In Israel weint dem Tansim-Anführer
von Tulkarem niemand eine Träne nach:
Eine Frage des Timing
Chemi Shalev, M'ariw
Kein klar denkender Israeli wird dem
Tansim-Anführer in Tulkarem, Ra’ad al Carmi, eine Träne nachweinen.
Dieser Mann war eine Plage mit viel Blut an den Händen. Nach
Militärangaben hat Carmi letzthin eine ‘Umschulung’ mitgemacht und sich
auf Selbstmordanschläge spezialisiert. Zu einem anderen Zeitpunkt hätte
man seine Liquidierung fast als eine moralische Pflicht ansehen können.
Doch wie im übrigen Leben ist auch beim Kampf gegen den Terror das
Timing oft entscheidend.
Nach dem ruhigsten Monat seit Beginn der
Intifada erscheint diese Liquidierung nicht als legitimer Akt der
Selbstverteidigung, sondern als absichtliche Provokation, die zum
Zusammenbruch des Waffenstillstands führen soll. Sharon wird die
Weltöffentlichkeit nur mit größter Mühe davon überzeugen können, dass
dies nicht seine Absicht war, und es kann sein, dass diesmal auch in
israelischen Kreisen Zweifel laut werden.
Al Carmi entsprach nicht den Kriterien der
‘tickenden Zeitbombe’. Es gibt keinen Beweis dafür, dass er vorhatte,
einseitig den von Arafat ausgerufenen Waffenstillstand zu brechen. Daher
entsteht der Einndruck, dass Israel der Ruhe, die in den letzten Wochen
erzielt wurde, keinerlei Wert beimisst. Die Entscheidungsträger waren
sich vermutlich der Möglichkeit bewusst, dass die Tötung al Carmis
sofort zu einer Eskalation führen würde.
Was die PR-Wirkung betrifft, so ist die
Tötung Carmis nach der Zerstörung der Häuser in Rafiah das zweite
Eigentor. Das Ansehen, dass die Regierung sich mit der Aufbringung des
Waffenschiffs erworben hatte, verspielte sie binnen weniger Tage durch
eine überflüssige und wenig überzeugende Aktion in Rafiah und jetzt
durch die Liquidierung in Tulkarem. Israel hatte inoffiziell ein
Liquidierungs-Moratorium beschlossen, um Anthony Zinni bei seiner
Mission zu helfen, und wenigstens nach außen hin funktionierte das auch.

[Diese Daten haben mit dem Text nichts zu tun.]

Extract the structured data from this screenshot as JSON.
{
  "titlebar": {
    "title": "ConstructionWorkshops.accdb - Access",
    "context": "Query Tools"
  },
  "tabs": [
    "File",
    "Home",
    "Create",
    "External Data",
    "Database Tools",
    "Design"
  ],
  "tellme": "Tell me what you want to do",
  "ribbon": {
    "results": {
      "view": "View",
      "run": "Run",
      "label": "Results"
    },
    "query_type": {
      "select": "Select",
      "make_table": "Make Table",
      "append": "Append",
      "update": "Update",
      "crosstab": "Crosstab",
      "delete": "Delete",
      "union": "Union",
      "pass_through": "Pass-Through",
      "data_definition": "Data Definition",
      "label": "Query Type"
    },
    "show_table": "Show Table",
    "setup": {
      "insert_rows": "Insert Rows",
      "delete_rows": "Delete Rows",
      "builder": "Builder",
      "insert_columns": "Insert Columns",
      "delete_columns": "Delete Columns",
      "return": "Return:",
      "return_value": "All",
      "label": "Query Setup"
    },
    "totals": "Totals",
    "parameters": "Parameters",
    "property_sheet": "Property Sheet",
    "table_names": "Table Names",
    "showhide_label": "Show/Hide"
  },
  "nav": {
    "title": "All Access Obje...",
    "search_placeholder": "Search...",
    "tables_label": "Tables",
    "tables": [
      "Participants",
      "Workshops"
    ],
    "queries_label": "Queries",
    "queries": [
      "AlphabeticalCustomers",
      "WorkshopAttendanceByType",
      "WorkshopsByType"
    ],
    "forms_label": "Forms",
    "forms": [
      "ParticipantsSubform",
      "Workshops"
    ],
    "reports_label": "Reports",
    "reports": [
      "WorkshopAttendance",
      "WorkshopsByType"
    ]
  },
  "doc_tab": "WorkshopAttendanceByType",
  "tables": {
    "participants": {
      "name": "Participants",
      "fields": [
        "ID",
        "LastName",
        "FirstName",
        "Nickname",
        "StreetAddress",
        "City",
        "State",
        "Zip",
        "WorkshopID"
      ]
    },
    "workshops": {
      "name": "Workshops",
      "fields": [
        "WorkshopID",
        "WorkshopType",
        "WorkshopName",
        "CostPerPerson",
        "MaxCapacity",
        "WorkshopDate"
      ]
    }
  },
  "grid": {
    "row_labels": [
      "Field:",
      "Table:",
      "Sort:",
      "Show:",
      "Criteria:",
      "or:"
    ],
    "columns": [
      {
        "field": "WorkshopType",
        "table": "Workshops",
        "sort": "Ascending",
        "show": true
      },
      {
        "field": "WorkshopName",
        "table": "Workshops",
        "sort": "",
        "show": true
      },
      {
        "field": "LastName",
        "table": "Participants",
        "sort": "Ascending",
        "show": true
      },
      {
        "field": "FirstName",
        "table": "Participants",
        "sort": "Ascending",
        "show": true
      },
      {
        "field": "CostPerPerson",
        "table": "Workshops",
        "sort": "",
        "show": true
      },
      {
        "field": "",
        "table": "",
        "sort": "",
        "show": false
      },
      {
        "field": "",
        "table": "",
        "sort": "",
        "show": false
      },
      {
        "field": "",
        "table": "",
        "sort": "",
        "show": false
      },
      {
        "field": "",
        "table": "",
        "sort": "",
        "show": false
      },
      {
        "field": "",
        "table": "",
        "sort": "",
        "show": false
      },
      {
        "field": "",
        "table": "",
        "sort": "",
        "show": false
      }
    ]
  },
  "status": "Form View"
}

Zinni reiste optimistisch ab, trotz der ‘Karine A’-Affäre.
Die israelische Öffentlichkeit ist im
allgemeinen mit jedem entschlossenen Vorgehen gegen die Palästinenser
einverstanden, doch diesmal wird sie möglicherweise anders reagieren.
Vielleicht werden nicht alle Sharon verzeihen, dass er es war, der die
zeitweilige Illusion einer Beruhigung der Lage zum Platzen gebracht hat.